Oops. That’s what happens when you don’t do the reading.

Notice that in both the headline and the first sentence he describes the study as using nicotine gum.  Oh, but wait, it gets better.  A few hours later, he changed the first sentence (see screenshot below).  Of course, being who he is, he did not include any sort of statement of correction as an honest researcher or reporter would.  (Quietly fixing a grammar typo or garbled sentence is no big deal — I do that — but when you actually told your readers something wrong and then you try to memory-hole that, rather than actually noting you are making a correction, it is yet another layer of lying.)

2nd try

And this is what happens when you don’t know how to operate your software.

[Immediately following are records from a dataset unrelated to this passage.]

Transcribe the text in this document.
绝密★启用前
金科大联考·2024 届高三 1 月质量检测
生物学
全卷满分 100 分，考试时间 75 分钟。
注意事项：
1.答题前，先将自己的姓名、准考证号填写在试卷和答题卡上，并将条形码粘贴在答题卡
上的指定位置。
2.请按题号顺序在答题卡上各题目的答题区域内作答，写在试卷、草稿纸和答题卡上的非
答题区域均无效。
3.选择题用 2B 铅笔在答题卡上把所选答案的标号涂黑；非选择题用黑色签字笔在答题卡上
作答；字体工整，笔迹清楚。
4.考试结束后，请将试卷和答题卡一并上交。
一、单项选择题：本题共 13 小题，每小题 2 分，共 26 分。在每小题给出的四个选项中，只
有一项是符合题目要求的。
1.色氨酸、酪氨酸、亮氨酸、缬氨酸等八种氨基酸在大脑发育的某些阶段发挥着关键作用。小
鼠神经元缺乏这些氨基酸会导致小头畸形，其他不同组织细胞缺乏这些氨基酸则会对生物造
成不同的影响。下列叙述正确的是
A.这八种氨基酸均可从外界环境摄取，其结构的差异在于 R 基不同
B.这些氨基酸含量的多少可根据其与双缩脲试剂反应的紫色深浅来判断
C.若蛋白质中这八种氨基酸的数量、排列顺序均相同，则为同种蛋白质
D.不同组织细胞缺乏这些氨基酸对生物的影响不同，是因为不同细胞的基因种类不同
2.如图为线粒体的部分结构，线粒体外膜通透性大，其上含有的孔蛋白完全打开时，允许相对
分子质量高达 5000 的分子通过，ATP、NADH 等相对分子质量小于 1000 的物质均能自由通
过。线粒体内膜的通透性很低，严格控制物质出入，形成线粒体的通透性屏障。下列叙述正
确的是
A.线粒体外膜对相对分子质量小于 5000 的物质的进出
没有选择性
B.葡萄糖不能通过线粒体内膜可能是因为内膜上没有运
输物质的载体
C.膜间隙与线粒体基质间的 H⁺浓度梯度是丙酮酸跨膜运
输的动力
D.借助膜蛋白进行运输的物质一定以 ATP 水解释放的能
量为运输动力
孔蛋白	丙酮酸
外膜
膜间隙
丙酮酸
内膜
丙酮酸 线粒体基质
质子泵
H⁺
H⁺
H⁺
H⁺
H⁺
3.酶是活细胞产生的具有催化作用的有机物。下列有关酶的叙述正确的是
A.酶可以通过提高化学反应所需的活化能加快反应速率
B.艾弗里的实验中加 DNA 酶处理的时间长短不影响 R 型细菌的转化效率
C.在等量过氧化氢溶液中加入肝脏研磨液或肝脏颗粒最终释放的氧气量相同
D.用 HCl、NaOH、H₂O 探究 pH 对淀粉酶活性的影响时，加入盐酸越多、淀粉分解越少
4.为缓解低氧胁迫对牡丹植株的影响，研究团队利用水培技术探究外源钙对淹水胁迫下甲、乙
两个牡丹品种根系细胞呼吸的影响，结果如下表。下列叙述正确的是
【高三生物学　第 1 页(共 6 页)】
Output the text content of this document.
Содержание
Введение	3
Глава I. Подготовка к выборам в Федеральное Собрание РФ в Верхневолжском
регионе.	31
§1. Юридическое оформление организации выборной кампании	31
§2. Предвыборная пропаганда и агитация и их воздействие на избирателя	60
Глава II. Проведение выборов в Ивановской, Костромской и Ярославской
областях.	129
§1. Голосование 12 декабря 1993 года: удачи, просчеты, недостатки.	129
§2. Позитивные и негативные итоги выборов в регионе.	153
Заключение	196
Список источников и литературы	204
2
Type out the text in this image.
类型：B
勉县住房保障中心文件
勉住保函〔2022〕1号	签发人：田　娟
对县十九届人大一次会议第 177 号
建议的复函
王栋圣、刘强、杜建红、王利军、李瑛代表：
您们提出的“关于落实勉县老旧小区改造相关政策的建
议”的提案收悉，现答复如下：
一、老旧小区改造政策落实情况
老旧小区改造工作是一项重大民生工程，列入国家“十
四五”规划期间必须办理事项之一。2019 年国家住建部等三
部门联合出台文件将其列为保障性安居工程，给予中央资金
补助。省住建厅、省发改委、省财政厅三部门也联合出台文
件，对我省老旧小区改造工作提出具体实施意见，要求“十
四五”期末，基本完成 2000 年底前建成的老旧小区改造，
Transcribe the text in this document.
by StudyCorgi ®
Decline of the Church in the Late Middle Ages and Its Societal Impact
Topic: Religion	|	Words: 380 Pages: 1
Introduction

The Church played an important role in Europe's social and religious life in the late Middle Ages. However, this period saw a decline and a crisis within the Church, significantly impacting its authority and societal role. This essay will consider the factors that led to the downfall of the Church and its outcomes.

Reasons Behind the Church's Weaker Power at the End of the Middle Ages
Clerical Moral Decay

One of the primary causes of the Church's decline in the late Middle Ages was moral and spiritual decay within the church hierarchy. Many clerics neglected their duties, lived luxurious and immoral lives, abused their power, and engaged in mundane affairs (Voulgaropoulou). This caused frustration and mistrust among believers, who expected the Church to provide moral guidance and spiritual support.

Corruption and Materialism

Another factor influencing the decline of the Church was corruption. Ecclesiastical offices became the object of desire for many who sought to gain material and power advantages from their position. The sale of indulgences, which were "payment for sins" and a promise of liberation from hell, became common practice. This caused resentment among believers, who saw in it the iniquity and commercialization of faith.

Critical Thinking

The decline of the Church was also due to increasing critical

Notice now the first sentence is changed but the headline is still the same.  Did he just not realize he needed to fix that too, or did he have no idea how to change a title on his blog and was desperately calling tech support to try to get them to help hide his error.  Apparently tech support came through, though, because the version you will see if you follow the above link has memory-holed the evidence suggesting he did not even read the study (though you will notice that the link I gave still has “gum” in the URL, but now redirects to the new page where the URL has “patch” in it).

So that is all quite hilarious.  But don’t let it distract you from the main message.  We need to focus on the real sources of knowledge about THR and not buy into a research paradigm that is — often literally — designed to hide THR’s clear successes and benefits.  When e-cigarette advocates embrace studies with bad methods and misleading results (even if they seem to be “good” results), rather than objecting to the bad approach, it hurts the cause.  In this case, even the “good” study can be spun against the truth about THR.